With its high production values and an almost entirely staged story, not only is this film a rare gem in Plucińska’s own output, but also among other releases from the Documentary Film Studio in the 1950s.
Plucińska scripted the story for one of the Polish fashion houses ‘Ewa’ (Eve). This is why, from its opening credits that appear against a background of red velvet, the film emanates a dream-like aura of luxury and elegance.
The opening sequence presents images of a baby girl wearing a pink bow on her head. These shots are followed by a toddler and then by a little girl who is trying to put flowers in her hair.
Kazimierz Rudzki, an actor of star status, introduces us to Eve and her interests in fashion. His witty comments point to women’s fixation on the looks. Listening to him, from frame to frame, we see the girl growing.
From today’s perspective several of Rudzki’s jokes could be considered sexist.
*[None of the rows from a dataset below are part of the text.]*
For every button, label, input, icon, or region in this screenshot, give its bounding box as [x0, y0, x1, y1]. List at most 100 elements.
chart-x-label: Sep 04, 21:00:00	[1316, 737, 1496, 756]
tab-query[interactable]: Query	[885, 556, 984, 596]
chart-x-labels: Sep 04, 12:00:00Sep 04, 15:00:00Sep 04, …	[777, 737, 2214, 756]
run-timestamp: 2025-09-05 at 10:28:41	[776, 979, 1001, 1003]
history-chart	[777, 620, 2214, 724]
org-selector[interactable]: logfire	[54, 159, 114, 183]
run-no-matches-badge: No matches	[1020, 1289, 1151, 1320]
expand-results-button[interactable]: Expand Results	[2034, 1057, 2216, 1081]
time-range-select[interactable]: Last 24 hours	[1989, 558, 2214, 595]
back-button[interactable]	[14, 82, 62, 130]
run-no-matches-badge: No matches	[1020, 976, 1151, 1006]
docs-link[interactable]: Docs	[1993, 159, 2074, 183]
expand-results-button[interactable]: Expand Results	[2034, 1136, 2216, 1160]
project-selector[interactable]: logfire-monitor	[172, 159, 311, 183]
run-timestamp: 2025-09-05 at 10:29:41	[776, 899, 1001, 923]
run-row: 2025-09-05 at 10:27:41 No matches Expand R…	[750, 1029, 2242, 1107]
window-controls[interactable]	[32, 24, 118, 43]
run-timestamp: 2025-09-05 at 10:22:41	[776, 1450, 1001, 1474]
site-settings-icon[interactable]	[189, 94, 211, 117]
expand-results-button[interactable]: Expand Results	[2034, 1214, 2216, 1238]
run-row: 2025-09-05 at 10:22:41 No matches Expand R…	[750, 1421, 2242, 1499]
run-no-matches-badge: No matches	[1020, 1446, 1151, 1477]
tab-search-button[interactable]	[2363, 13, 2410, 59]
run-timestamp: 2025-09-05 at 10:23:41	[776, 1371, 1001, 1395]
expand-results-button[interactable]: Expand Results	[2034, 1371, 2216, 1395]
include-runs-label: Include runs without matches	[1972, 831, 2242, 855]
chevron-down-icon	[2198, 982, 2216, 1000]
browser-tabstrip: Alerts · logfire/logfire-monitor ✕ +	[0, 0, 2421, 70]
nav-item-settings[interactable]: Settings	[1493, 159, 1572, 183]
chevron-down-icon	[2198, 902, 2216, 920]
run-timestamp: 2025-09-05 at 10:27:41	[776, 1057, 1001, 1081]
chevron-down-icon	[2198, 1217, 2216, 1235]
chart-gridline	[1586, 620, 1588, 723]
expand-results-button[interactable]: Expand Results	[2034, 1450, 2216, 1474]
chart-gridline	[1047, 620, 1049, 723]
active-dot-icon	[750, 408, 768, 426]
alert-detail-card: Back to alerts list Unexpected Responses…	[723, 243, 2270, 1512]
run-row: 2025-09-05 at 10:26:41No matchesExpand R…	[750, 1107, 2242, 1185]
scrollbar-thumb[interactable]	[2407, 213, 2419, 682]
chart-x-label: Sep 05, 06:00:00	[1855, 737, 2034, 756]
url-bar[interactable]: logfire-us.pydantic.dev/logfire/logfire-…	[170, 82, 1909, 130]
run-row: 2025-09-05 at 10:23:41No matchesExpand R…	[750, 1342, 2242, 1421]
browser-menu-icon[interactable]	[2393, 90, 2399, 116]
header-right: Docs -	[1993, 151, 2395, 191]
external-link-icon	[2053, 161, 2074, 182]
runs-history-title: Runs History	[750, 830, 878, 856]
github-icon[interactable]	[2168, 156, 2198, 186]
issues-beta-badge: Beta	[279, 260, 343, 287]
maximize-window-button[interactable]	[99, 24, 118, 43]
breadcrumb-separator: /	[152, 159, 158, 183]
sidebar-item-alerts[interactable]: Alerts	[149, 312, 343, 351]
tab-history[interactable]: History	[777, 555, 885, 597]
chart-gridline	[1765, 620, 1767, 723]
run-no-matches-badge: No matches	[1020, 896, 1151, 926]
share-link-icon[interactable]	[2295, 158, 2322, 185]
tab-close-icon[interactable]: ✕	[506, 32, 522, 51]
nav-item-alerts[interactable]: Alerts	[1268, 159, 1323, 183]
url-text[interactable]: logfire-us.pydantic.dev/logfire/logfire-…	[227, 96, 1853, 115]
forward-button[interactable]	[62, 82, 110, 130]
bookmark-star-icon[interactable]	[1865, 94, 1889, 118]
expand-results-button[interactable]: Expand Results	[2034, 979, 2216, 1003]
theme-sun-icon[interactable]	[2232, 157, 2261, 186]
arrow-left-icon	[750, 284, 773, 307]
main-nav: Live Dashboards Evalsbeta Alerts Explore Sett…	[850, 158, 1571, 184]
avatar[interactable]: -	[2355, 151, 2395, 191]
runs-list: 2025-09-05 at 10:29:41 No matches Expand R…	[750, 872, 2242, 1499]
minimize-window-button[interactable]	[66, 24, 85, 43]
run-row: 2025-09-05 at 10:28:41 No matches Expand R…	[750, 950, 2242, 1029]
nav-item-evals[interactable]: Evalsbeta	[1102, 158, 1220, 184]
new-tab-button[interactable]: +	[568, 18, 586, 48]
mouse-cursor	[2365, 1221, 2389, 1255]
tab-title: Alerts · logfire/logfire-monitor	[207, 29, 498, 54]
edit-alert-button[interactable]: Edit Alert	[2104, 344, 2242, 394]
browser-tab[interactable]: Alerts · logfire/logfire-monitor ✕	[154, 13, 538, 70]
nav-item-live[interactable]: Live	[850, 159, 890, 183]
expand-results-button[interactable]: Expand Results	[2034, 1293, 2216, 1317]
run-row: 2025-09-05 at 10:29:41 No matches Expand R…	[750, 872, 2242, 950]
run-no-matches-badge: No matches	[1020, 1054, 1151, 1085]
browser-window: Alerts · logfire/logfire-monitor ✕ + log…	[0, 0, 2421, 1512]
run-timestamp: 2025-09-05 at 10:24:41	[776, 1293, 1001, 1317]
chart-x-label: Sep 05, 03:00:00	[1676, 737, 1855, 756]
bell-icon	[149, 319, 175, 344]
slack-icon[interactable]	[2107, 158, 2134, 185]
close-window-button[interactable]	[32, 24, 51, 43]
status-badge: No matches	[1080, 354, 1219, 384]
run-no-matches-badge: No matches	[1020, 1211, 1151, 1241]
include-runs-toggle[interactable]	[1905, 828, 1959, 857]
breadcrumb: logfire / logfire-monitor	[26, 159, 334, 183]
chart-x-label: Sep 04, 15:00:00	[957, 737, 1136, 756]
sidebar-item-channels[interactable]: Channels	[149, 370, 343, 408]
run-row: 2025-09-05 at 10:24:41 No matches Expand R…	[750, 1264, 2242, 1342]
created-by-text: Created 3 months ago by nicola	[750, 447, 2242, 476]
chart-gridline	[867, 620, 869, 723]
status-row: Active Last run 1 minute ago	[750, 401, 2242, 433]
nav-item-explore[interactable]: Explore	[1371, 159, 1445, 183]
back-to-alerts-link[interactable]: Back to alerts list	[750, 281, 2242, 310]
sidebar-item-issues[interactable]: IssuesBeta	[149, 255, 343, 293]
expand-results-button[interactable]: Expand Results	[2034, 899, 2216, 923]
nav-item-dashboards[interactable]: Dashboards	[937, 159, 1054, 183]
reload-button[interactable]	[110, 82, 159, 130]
As he directly addresses the audience, he is trying to banter with men, here and there throwing a sarcastic comment on the shallow nature of women who can go crazy for the latest fashion news.
However, just like some of the unrealistically opulent sets, the dressed up characters in the film seem to be so far from the Polish reality of the 1950s that the commentator’s voice appears to be as much a fantasy as the images vibrating with bright colours.
When later the film projects the dreams of a young student, who is driven by her desire to dress like a model, it starts to resemble a classical Hollywood narrative.
After the first edit, we meet grown up Eve, now a student sitting behind her desk. Her outfit with red stockings and her perfectly styled hair could match some of those of the models fro m the French fashion magazine on her table.
Bored with her studies, Eve decides to go on an evening walk. After a cut, we see her standing in front of a shop window looking through the glass at a fashion show. A quick fade allows us to enter the world of her fantasy.
She sees herself wearing different evening dresses and attending parties. In the following sequences, we observe her dancing to classical tunes. Later, she taps to jazz music alongside a black male dancer.
Serving as a presentation for different designer outfits, these scenes play to the off-screen accompaniment of further comments by Rudzki until the dream fades and Eve walks away from the camera to blend with the city surroundings.
When she disappears in the depth of the frame, Rudzki closes the film with his final line: ‘We’ll meet her again. I wonder what dress she’ll have on’.
It would take a lot of effort to class this staged film as a documentary because Plucińska departs too far from standard aesthetics of factual films. Nevertheless, her work offers an early glimpse into the world of fashion under Communism, which a number of female documentarians will return to in the 1960s.
Although with less glamour, they will also contest the minimalist practicality of everyday life to show that some women were keen to invest in their looks to celebrate their femininity.
Apart from this, with Eve looking through the glass at the elegantly dressed models, Plucińska brings a rare documentation of pockets of consumer culture emerging in Poland in the late 1950s. It was only available to a chosen few though. Most women, just like Eve, could only afford to window-shop.